It was named after the scientist who invented it, Bokanovsky. I therefore called all of those who fit in the Matt Damon batch “Bokanovsky Brats.” I speculated that they are the result of eggs split and implanted in different mothers, thereby allowing them to grow different features (hair color for one) due to dietary and blood differences. They are not clones, merely lookalikes who look different enough to fool us.
Some protested that the men merely exhibit the “golden ratio” where people of completely different origins are selected for stardom due to these features. That’s a possibility, but the alignments I got were so very precise that I ruled out the golden ratio as statistically highly unlikely. Others said it was merely family resemblance, but each of us who have brothers and sisters can easily see that even as we slid down the same birth canal, we are distinctly different people without the alignments seen above.

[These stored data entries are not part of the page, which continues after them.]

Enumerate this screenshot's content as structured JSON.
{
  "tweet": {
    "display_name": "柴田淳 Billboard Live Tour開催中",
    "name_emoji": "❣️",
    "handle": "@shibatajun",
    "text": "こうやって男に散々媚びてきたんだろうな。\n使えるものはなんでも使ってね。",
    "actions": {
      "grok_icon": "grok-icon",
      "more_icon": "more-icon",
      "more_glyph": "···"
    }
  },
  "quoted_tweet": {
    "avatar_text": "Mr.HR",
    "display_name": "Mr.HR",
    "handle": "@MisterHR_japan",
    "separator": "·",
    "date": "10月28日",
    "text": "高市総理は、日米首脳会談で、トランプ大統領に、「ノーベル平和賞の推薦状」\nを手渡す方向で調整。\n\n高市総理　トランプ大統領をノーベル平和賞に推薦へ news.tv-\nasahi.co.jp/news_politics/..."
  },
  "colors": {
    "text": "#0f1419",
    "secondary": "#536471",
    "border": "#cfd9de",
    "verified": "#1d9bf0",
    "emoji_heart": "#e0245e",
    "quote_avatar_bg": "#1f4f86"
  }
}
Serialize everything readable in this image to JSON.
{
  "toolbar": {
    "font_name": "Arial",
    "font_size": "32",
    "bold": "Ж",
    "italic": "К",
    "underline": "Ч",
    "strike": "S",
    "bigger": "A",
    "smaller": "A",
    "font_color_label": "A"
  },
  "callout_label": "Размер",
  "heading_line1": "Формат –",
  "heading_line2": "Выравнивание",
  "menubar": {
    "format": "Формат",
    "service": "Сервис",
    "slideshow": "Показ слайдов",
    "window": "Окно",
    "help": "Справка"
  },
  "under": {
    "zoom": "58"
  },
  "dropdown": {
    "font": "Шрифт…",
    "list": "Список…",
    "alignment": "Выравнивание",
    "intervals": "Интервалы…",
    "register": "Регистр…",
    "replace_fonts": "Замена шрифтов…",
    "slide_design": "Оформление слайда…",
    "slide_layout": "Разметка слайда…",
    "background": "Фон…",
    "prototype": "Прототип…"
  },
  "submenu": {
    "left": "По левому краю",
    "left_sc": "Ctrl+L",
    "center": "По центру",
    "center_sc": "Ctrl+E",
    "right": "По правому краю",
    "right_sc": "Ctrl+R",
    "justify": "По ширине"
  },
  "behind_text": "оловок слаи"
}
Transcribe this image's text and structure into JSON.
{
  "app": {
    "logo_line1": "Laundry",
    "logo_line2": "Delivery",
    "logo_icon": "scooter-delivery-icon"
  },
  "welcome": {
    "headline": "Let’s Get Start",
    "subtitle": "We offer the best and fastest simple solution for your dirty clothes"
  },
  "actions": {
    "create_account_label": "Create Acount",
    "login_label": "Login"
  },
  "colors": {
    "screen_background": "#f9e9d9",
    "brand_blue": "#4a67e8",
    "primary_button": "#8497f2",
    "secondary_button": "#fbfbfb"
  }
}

Most of the original work has disappeared, turning up as tiny boxes in the original posts, as if someone went in and deleted each photo. I can easily replicate it, and will, but have not had the inclination since the face chop days. I will do so in the near future.
So as I watched Living With Yourself, after I realized that the appearance of Tom Brady was significant. It is a show about cloning, and Tom Brady is a clone of sorts. He surely knows of our work here, as people talk, and not because this blog is famous or anything. But in the show I watched last night, as Brady left the Top Happy Spa, the son of a bitch had on one big shit-eating grin. He knows what he is.
By the way, the lead character played by Paul Rudd … I know they have technology to make one person into two or more in the same scene. But I had to wonder, as the two Rudd characters do not look exactly alike. Is Paul Rudd a set of twins? We’ve happened on that before. Is he a Bokanovsky Brat? That’s a project for down the road. For now, I have to assume technology split him in two, and not birth, and that he is not a Brat.
By the way, Rudd’s character’s name? Miles.